Muchas veces, podía ver a mi amigo perder el control ante algunas situaciones. Pero, si había algo que confundía al tiempo que sorprendía, era su capacidad de mantenerse de pie en las situaciones difíciles. Como cuando encontramos a la chica y yo estuve a punto de perder la cabeza —aún más— gracias a las voces que habían comenzado a gritar dentro de ella. Leandro logró cargar con el cuerpo de la desconocida y lidiar con mi propio pánico y traernos a ambas a un lugar en donde creíamos estaríamos a salvo. Porque era el único lugar en donde estaría a salvo.
El padre Gregorio sonrío algo divertido hacia mi amigo y se puso de pie.
—Leandro, te conozco desde que tenías ocho años. No es propio de ti este tipo de… travesuras —dijo tranquilamente —. Así que dígannos la verdad y nadie será castigado.
Leandro y yo nos miramos levemente sorprendidos. La madre superiora también lo estaba cuando miró a su compañero de trabajo con los labios fruncidos. Esta, sin duda, era una decisión que se habia tomado sin su conocimiento. El cura que llevaba a su cargo a la iglesia de Gellicut me miró, expectante.
—¿Qué te han dicho, Ada? ¿qué, exactamente, te han pedido que hagas? —y yo sabía a qué se refería.
Yo sabía que quería.
Desde que era una niña, la curiosidad que las voces despertaban en el padre Gregorio era evidente. Habia tratado, por años, hacer que me abriera a él y le contara todo lo que ellas metían dentro de mi cabeza. Decía que era parte del tratamiento, que de aquella forma separaría lo que en realidad pienso yo a lo que piensan ellas. Sin embargo, jamás lo había hecho. No podía hacerlo.
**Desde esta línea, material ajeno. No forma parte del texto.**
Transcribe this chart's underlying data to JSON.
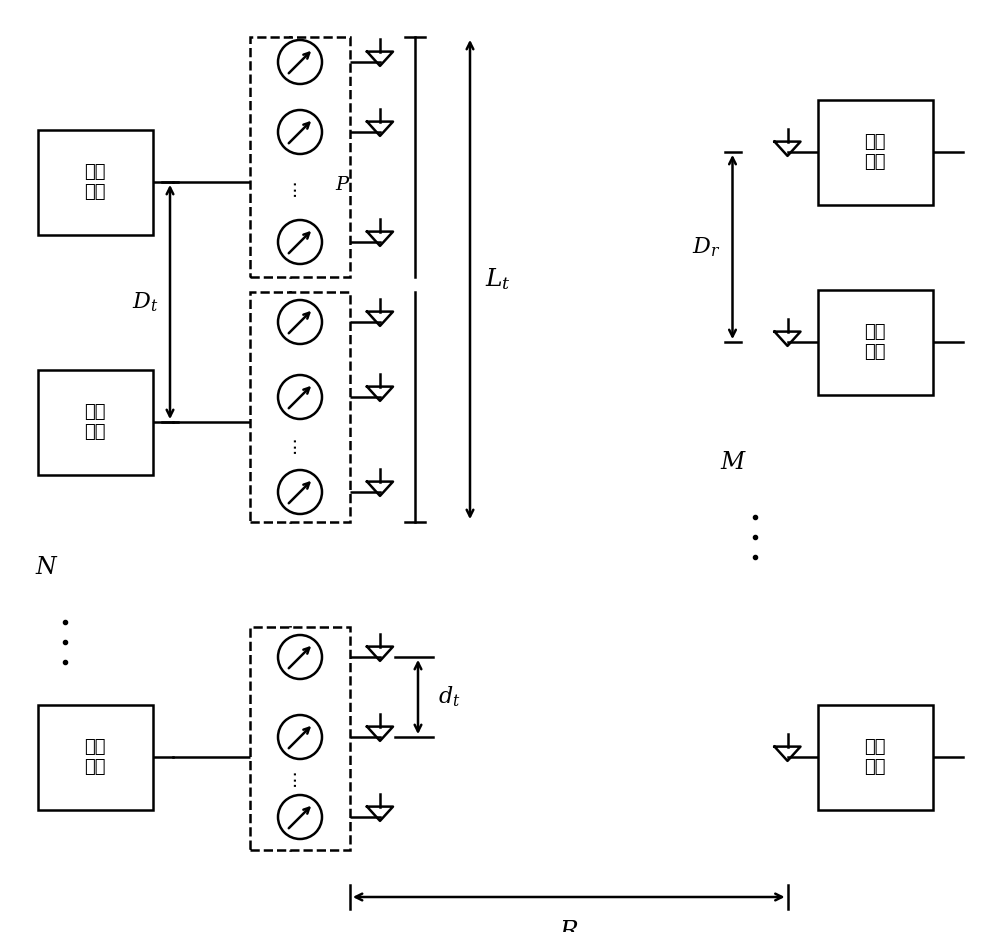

Cada vez que quería hablar de ellas con alguien, no solo se interponía mi propio instinto de supervivencia que me gritaba a viva voz que debía mantenerlas secretas, sino que ellas mismas parecían aumentar su poder y hacer que mis labios se sellaran a cal y canto.
—Yo… —dudé, trabándome. Abrí la boca de nuevo para continuar, pero una sombra me llamó la atención. Miré esa esquina atentamente, presintiendo que en cualquier momento algo o alguien saldría desde aquel recoveco sin luz. Mi estómago se apretó y las náuseas aumentaron. Debí quedarme viendo demasiado tiempo, porque los demás lo notaron y se giraron en la misma dirección. Cuando volvieron a prestarme atención, me adelanté a hablar primero —solo quería salir a ver el cometa. La hermana Catalina me había dicho que hoy pasaría uno y solo quise verlo —mentí, casi perfectamente.